Trends of multidrug-resistant tuberculosis clustering in Portugal

To the Editor:

Multidrug-resistant (MDR) tuberculosis (TB) represent a major threat for global TB control. In 2017, the World Health Organization estimated 460 000 cases of MDR-TB, of which 8.5% were also extensively drug-resistant (XDR) cases [1]. In Portugal, over the last decade, the decreasing tendency of TB cases is about 7% per year, and the proportion of MDR-TB cases remains steadily around 1% of the total TB cases. In 2017, the preliminary report of the Portuguese national TB programme reported 1607 new cases of pulmonary TB, with 12 MDR-TB cases [2].

Since 2014, there have been specific centres for the diagnosis, consultancy, monitoring and treatment of the MDR/XDR-TB cases. Besides providing a clinical approach, these centres also aim to monitor these resistant cases, linking the epidemiological survey performed within the community by public health authorities [3] and systematic molecular genotyping performed by the National Reference Laboratory (NRL). Since the Portuguese NRL receives all the strains isolated from all the MDR-TB patients from Portugal (mandatory since 2007) [4], this approach could allow a very good correlation between the genetic and epidemiological information in order to detect both the resistance profiles, as there are possible relationships between strains due to the occurrence of ongoing transmission [5, 6].

In this study, we intended to analyse the MDR-TB clustering rate in Portugal.

From a total of 78 MDR/XDR-TB strains identified and notified in the country during 2014–2017, 71 (91.0%) were available for molecular analysis. From these 78 strains, seven were not available for further analysis due to contamination of the culture or MDR diagnosis based only on molecular biology methodologies (GeneXpert or other line-probe assays). The drug susceptibility profiles are described in table 1.

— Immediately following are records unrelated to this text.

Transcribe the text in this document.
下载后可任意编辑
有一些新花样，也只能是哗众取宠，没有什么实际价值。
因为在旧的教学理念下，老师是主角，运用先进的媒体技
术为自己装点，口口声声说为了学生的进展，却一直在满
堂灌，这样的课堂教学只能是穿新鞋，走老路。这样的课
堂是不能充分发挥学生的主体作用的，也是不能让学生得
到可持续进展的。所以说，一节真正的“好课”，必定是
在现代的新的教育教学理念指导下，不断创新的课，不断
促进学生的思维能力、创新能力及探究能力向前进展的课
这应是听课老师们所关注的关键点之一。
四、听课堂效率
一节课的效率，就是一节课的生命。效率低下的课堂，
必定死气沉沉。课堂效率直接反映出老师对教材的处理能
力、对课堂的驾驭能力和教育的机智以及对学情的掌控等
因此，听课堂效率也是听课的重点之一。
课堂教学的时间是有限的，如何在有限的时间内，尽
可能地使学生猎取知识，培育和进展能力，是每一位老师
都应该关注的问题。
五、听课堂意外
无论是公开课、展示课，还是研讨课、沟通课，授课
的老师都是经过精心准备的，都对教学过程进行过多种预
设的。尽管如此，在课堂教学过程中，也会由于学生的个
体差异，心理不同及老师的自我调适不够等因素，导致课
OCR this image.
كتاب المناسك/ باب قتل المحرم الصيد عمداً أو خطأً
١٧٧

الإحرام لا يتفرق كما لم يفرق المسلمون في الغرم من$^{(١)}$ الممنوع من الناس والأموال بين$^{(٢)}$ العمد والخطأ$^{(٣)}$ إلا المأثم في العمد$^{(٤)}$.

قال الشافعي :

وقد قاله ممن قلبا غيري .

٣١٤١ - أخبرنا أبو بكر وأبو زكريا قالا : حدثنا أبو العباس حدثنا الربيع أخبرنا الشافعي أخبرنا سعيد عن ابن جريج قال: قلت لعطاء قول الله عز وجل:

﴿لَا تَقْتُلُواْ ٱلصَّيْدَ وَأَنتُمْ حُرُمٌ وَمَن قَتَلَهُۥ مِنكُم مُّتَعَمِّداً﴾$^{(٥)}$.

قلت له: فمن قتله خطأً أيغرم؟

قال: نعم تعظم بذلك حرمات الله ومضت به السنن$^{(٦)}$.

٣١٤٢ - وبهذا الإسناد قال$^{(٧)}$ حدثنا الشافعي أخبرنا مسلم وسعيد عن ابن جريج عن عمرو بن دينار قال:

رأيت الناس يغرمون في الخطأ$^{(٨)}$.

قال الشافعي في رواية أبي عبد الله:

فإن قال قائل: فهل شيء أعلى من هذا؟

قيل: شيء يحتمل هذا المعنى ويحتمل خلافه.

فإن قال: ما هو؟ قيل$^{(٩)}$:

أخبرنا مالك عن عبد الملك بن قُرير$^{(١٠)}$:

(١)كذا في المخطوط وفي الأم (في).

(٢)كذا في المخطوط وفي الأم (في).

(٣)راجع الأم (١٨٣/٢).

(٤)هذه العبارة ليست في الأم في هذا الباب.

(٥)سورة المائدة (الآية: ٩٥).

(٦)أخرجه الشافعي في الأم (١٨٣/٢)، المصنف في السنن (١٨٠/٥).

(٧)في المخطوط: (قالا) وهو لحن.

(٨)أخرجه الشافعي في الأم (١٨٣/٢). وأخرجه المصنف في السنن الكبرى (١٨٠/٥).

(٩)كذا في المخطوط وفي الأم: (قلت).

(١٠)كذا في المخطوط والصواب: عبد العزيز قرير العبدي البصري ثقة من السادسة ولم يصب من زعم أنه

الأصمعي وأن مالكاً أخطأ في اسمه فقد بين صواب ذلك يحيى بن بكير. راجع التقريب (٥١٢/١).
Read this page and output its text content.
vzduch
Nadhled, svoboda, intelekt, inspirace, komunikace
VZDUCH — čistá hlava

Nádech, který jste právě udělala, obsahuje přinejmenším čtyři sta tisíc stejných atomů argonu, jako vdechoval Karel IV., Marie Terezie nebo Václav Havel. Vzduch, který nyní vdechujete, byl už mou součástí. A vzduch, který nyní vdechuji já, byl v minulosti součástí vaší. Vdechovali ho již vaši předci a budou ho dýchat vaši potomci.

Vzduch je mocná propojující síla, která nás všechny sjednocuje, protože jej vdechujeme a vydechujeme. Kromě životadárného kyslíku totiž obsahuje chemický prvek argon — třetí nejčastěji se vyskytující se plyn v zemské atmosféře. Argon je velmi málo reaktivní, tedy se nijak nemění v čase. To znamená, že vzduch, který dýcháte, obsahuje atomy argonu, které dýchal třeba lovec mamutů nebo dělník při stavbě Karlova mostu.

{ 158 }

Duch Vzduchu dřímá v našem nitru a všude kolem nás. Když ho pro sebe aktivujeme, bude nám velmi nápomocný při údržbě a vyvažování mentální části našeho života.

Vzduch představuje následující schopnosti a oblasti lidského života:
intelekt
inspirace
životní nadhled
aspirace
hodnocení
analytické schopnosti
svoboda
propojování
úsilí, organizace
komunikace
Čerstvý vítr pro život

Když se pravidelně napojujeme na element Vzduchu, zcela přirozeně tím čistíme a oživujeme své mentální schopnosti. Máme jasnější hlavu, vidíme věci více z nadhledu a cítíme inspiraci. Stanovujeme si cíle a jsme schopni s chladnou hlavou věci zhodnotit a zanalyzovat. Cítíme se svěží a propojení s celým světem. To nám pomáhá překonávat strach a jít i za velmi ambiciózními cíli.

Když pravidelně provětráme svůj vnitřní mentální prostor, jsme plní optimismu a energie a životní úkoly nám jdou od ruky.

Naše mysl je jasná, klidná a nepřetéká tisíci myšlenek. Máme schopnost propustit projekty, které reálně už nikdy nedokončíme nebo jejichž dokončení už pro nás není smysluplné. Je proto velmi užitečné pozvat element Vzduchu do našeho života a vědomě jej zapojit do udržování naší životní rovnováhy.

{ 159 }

For each strain, 24-loci MIRU-VNTR (mycobacterial interspersed repetitive units – variable number of tandem repeats) genotyping was performed by standardised protocols using a MIRU-VNTR typing kit, according to the manufacturer's instructions (GenoScreen, Lille, France). Dendrograms were constructed using the online free software MIRU-VNTRplus (https://miru-vntrplus.org/MIRU/miruinfo.faces). A molecular cluster was defined whenever different strains shared the exact MIRU-VNTR profile. All clusters identified were further analysed with the available epidemiological data.

The majority of the MDR-TB cases were male (75.6%) with a median age of 44.3 years (minimum 15 and maximum 75 years). Most of these cases were notified in the Lisbon and Tagus Valley (LTV) region (64.0%) and the North region (23.1%). XDR-TB cases were identified in 15 cases (19.2%), of which 86.7% were from the LTV region (table 1).

Using MIRU-VNTR, seven different clusters were identified (table 1), ranging from two to 14 strains. Overall, the proportion of MDR-TB cases attributable to recent transmission in the study period (2014–2017), on the basis of genetic data, was 63.4% (45 out of 71).

From the analysis of the molecular data, we observed a decreasing tendency of the cases that can be potentially related to recent transmission. In fact, in 2014, we found six clusters ranging from two to four strains, corresponding to a clustering rate of 72.7%. The major cluster was from strains isolated in the North region and the remaining clusters were mainly from LTV strains. Regarding the MDR-TB strains isolated in 2015, three clusters were found, with a clustering rate of 55.0%, ranging from two to five strains. All the clustered strains were from the LTV region with the exception of one strain that belonged to a patient from the North region. In 2016, only two clusters were found with two and five strains, with a clustering rate of 38.9%. The minor cluster was from a mother/child and the larger included strains from the LTV and the North regions. Finally, in 2017, two clusters were identified with two strains each, all from the LTV region, corresponding to a clustering rate of 36.4%.

When linking the epidemiological and the molecular data, we did not find a good agreement. After adjustment for confirmed epidemiological links, the overall cluster rate (2014–2017) decreased from 63.4% to 14.9%.

This study has a limitation related to the possible heterogeneity of the epidemiological enquiries. However, it has the strength of collecting all MDR-TB samples in the country for 4 years to be analysed in the NRL.

We observed, in the studied period, a decreasing tendency both in the number of MDR-TB cases and the clustering rates, despite a poor agreement between laboratory and epidemiological data. The centralisation of the MDR-TB cases in reference centres seems to be effective, although there is a need for a better molecular tool, with higher discriminatory power, and better inclusion of epidemiological data when discussing these clusters.